The authors provide the following evidence-based solutions for combating fragility:


(1) rethink identity politics, such as those touted by Critical Race Theory, which create division by focusing on differences and oppression instead of inclusion and ascension. The authors see hopeful signs that this solution is being implemented, stating that “more writers from many backgrounds are calling for a rethinking of identity politics” and are working to create “a common-humanity perspective” that matches the healthy social psychology principles Coddling describes and social psychology has grounded in research and practice (267).


(2) emphasize antifragility (resilience). The authors suggest parents and educators adhere to the adage “Prepare the child for the road, not the road for the child” (263). They explain the benefits of cultivating cognitive dissonance by using common techniques from Cognitive Behavioral Therapy (267).


(3) commit to truth instead of guaranteeing emotional safety. Lukianoff provides a FIRE statement that colleges can adopt:

“The [INSTITUTION’S] fundamental commitment is to the principle that debate or deliberation may not be suppressed because the ideas put forth are thought by some or even by


most members of the [INSTITUTION] community to be offensive, unwise, immoral, or wrong-headed. It is for the individual members of the [INSTITUTION] community, not for [INSTITUTION], as an institution, to make those judgments for themselves, and to act on those judgments not by seeking to suppress speech, but by openly and vigorously contesting the ideas they oppose.”


The authors conclude that the most important solution for building resilience is weaving viewpoint and political diversity throughout students’ educational experience.


Coddling is an essential book for educators of Generation Z (born between 1995-2009) and Generation Alpha (born since 2010).
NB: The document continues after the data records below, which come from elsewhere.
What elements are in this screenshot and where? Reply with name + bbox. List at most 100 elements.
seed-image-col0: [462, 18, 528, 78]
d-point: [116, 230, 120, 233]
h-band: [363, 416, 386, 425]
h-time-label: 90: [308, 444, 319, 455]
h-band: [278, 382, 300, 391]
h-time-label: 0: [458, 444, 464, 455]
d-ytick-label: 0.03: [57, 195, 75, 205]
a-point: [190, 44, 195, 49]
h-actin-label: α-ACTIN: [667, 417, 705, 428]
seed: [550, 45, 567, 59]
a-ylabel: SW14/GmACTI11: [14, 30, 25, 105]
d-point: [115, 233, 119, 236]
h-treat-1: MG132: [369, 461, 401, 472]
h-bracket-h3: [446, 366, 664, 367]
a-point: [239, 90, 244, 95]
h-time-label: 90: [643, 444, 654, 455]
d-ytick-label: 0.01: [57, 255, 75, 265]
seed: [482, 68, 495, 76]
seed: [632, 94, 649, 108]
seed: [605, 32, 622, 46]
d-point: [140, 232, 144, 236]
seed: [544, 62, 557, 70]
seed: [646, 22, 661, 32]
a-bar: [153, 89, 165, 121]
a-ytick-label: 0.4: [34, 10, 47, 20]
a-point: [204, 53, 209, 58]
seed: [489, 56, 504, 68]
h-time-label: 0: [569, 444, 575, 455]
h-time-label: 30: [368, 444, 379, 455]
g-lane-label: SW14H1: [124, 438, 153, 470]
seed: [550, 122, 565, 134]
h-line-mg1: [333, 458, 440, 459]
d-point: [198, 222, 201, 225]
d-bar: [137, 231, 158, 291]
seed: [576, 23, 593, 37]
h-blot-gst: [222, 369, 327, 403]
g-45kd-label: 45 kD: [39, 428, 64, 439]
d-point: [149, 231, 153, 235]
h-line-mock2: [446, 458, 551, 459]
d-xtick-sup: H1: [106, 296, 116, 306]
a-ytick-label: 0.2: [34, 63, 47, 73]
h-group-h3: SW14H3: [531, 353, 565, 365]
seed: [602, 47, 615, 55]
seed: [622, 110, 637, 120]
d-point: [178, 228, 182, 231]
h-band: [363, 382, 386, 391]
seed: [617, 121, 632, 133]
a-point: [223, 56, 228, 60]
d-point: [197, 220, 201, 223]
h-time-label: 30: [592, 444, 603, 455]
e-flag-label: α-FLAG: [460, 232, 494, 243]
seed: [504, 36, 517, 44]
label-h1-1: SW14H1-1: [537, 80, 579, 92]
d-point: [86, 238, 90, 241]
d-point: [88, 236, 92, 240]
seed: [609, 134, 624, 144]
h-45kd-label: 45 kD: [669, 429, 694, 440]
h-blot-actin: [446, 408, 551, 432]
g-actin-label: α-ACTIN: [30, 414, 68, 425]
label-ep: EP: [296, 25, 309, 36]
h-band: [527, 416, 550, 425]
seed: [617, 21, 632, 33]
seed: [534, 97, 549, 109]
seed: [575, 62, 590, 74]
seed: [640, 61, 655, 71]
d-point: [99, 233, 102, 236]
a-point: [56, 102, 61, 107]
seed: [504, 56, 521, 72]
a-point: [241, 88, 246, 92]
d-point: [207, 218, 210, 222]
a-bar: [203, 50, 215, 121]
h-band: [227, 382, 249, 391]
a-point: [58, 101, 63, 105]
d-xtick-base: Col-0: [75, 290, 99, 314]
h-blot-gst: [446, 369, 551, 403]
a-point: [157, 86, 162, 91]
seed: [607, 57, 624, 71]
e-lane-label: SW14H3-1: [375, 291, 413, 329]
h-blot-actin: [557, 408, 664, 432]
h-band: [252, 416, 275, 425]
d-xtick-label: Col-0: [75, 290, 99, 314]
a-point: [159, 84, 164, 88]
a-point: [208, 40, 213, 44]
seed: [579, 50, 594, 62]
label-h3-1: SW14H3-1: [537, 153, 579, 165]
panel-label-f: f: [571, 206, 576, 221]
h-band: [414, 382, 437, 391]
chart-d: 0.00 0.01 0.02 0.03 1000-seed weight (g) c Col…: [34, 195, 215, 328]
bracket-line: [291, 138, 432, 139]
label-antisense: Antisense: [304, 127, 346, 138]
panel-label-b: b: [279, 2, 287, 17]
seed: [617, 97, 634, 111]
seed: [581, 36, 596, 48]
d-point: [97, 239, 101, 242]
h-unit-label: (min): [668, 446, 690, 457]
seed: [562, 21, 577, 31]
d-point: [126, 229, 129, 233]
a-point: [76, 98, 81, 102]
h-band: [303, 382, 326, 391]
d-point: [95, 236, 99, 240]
It encourages educators to develop and monitor their own critical thinking and information literacy skills, which is crucial in an era where social media holds so much sway and safetyism has become normal, and facilitating the same skills in students. Depending on students' age, portions of Coddling could be assigned as reading to prepare for discussion or comparison of past and current media covering parenting, education, politics/policy, culture, and many other topics. Ideally, Coddling should become required reading for educators at all levels. I'd like to see it implemented as an institution-wide book of the year for reading, discussion, and study.
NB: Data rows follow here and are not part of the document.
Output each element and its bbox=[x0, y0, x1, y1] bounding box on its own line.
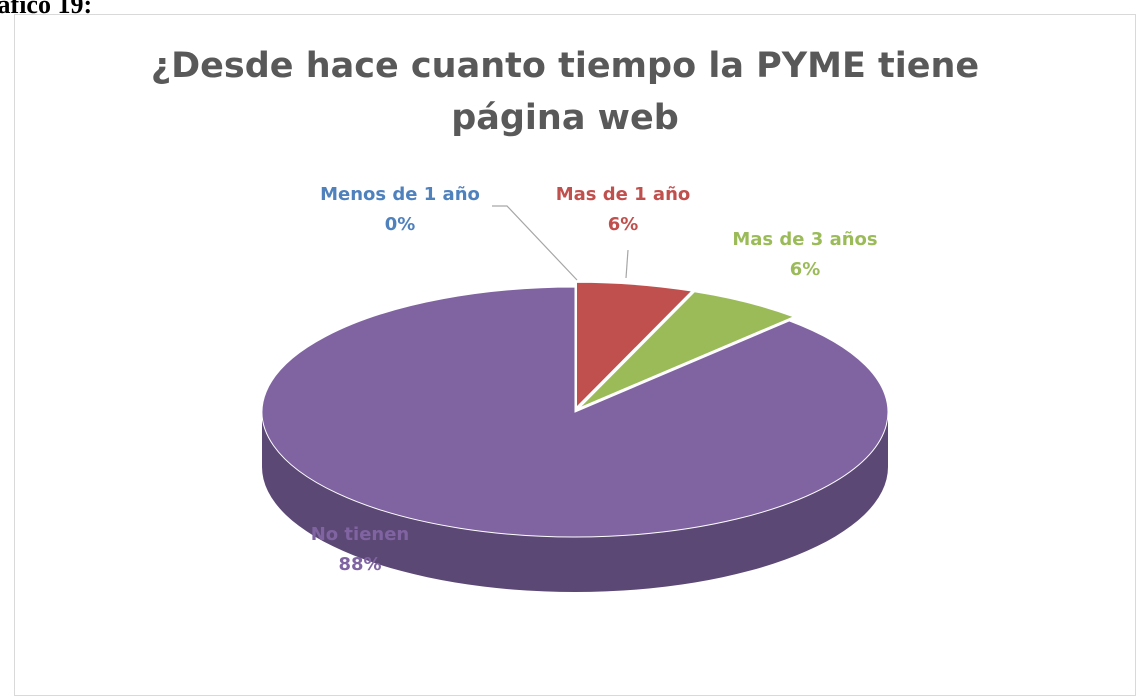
data-label-name: Mas de 1 año bbox=[556, 184, 691, 205]
pie-slice-group bbox=[575, 281, 693, 409]
pie-slice bbox=[578, 291, 795, 409]
data-label-name: Menos de 1 año bbox=[320, 184, 480, 205]
data-label: Mas de 3 años 6% bbox=[732, 229, 877, 280]
data-label: No tienen 88% bbox=[311, 524, 410, 575]
data-label-name: Mas de 3 años bbox=[732, 229, 877, 250]
data-label-value: 88% bbox=[338, 554, 381, 575]
data-label-name: No tienen bbox=[311, 524, 410, 545]
data-label-value: 6% bbox=[790, 259, 821, 280]
data-label-value: 6% bbox=[608, 214, 639, 235]
leader-line bbox=[492, 205, 578, 281]
data-label-value: 0% bbox=[385, 214, 416, 235]
pie-slice-group bbox=[578, 291, 795, 409]
pie-slice bbox=[575, 281, 693, 409]
data-label: Mas de 1 año 6% bbox=[556, 184, 691, 235]
data-label: Menos de 1 año 0% bbox=[320, 184, 480, 235]
chart: Menos de 1 año 0%Mas de 1 año 6%Mas de 3 a… bbox=[261, 184, 889, 592]
chart-title: ¿Desde hace cuanto tiempo la PYME tiene … bbox=[150, 46, 980, 138]
pie-slice-side bbox=[262, 412, 888, 592]
pie-slice-group bbox=[261, 286, 889, 592]
leader-line bbox=[625, 249, 629, 279]
pie-slice bbox=[261, 286, 889, 538]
Questions for Educator Professional Development Workshops

  1. How does the hygiene hypothesis illustrate what the authors mean by "the coddling of the American mind"?

  2. In what ways does the hygiene hypothesis fall short as a metaphor for the coddling of the mind?

  3. Define "safetyism" and give an example of it from personal observation or experience.

  4. What broad, societal implications of "safetyism"

  5. Political and societal trends, especially related to parenting and education, often mimic a pendulum, swinging from one extreme to its opposite. (For example, one could argue that 1970s progressive policies and anti-war sentiment ushered in the 1980s conservative era.) Explain why you think that will or won't apply to safetyism.